World premieres from the 70th Berlin International Film Festival to screen in Wroclaw, after which the New Horizons Association will distribute the films in Poland.
Berlin Alexanderplatz divided audiences at the Berlin festival - the contemporary reading of Alfred Döblin’s novel (previously adapted for the screen by the legendary Rainer Werner Fassbinder) begins as a refugee drama, but then turns into an intense, epic parable (over three hours arranged in five chapters) of preserving humanity in a predatory, bestial and inhuman world. It is a film that leaves few viewers indifferent – it repels with a controversial message and impresses with brilliant visuals.
The monumental, fourteen-hour DAU by Ilja Chrzanowski and Ekaterina Oertel is a radical experiment at the intersection of science, art, politics, and sociology. A research institute was built in Kharkov especially for the needs of the project - following the example of closed Soviet-institute cities. For two years, several hundred people lived and worked in the meticulously reconstructed reality of the USSR. Once in a while, a film crew entered their lives, and constructed the script based on actual tensions, events, and relationships. The first part of the project was included in the Berlinale competition: DAU. Natasha, is an intense and extreme psychodrama about an employee of the institute's canteen. Jürgen Jürges's camera (awarded at the festival for outstanding artistic achievements) in endless, trance-inducing shots observes the process of Natasha's involvement in the totalitarian mechanisms governing the institute.

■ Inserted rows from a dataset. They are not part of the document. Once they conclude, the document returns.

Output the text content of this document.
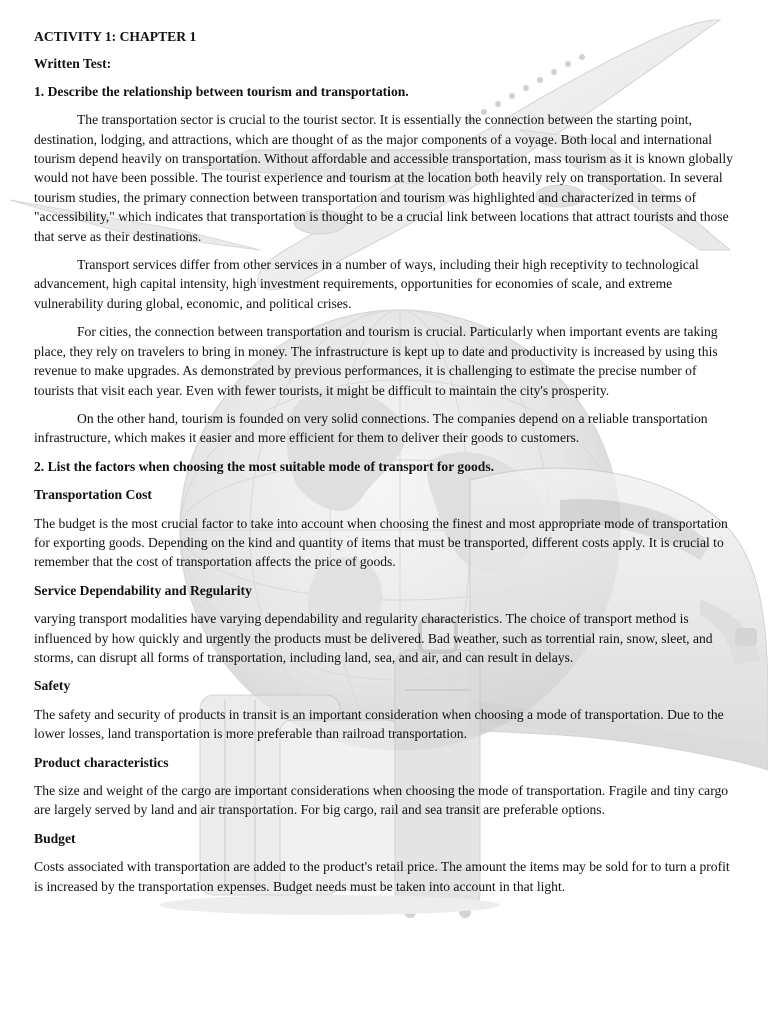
ACTIVITY 1: CHAPTER 1
Written Test:
1. Describe the relationship between tourism and transportation.

The transportation sector is crucial to the tourist sector. It is essentially the connection between the starting point, destination, lodging, and attractions, which are thought of as the major components of a voyage. Both local and international tourism depend heavily on transportation. Without affordable and accessible transportation, mass tourism as it is known globally would not have been possible. The tourist experience and tourism at the location both heavily rely on transportation. In several tourism studies, the primary connection between transportation and tourism was highlighted and characterized in terms of "accessibility," which indicates that transportation is thought to be a crucial link between locations that attract tourists and those that serve as their destinations.

Transport services differ from other services in a number of ways, including their high receptivity to technological advancement, high capital intensity, high investment requirements, opportunities for economies of scale, and extreme vulnerability during global, economic, and political crises.

For cities, the connection between transportation and tourism is crucial. Particularly when important events are taking place, they rely on travelers to bring in money. The infrastructure is kept up to date and productivity is increased by using this revenue to make upgrades. As demonstrated by previous performances, it is challenging to estimate the precise number of tourists that visit each year. Even with fewer tourists, it might be difficult to maintain the city's prosperity.

On the other hand, tourism is founded on very solid connections. The companies depend on a reliable transportation infrastructure, which makes it easier and more efficient for them to deliver their goods to customers.

2. List the factors when choosing the most suitable mode of transport for goods.
Transportation Cost

The budget is the most crucial factor to take into account when choosing the finest and most appropriate mode of transportation for exporting goods. Depending on the kind and quantity of items that must be transported, different costs apply. It is crucial to remember that the cost of transportation affects the price of goods.

Service Dependability and Regularity

varying transport modalities have varying dependability and regularity characteristics. The choice of transport method is influenced by how quickly and urgently the products must be delivered. Bad weather, such as torrential rain, snow, sleet, and storms, can disrupt all forms of transportation, including land, sea, and air, and can result in delays.

Safety

The safety and security of products in transit is an important consideration when choosing a mode of transportation. Due to the lower losses, land transportation is more preferable than railroad transportation.

Product characteristics

The size and weight of the cargo are important considerations when choosing the mode of transportation. Fragile and tiny cargo are largely served by land and air transportation. For big cargo, rail and sea transit are preferable options.

Budget

Costs associated with transportation are added to the product's retail price. The amount the items may be sold for to turn a profit is increased by the transportation expenses. Budget needs must be taken into account in that light.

This suspenseful noir cinema is set in Czechoslovakia at the end of communist rule. The black and white film (sensational, breathtaking images by Yuri Chlpik) takes place in a monastery, visited by two young seminarians whose innocence and idealism get unexpectedly tested when they find themselves amidst a power struggle between the state and church. Servants is a great treaty on institutions that, no matter who they serve, are always willing to sacrifice the individual on the altar of their longevity.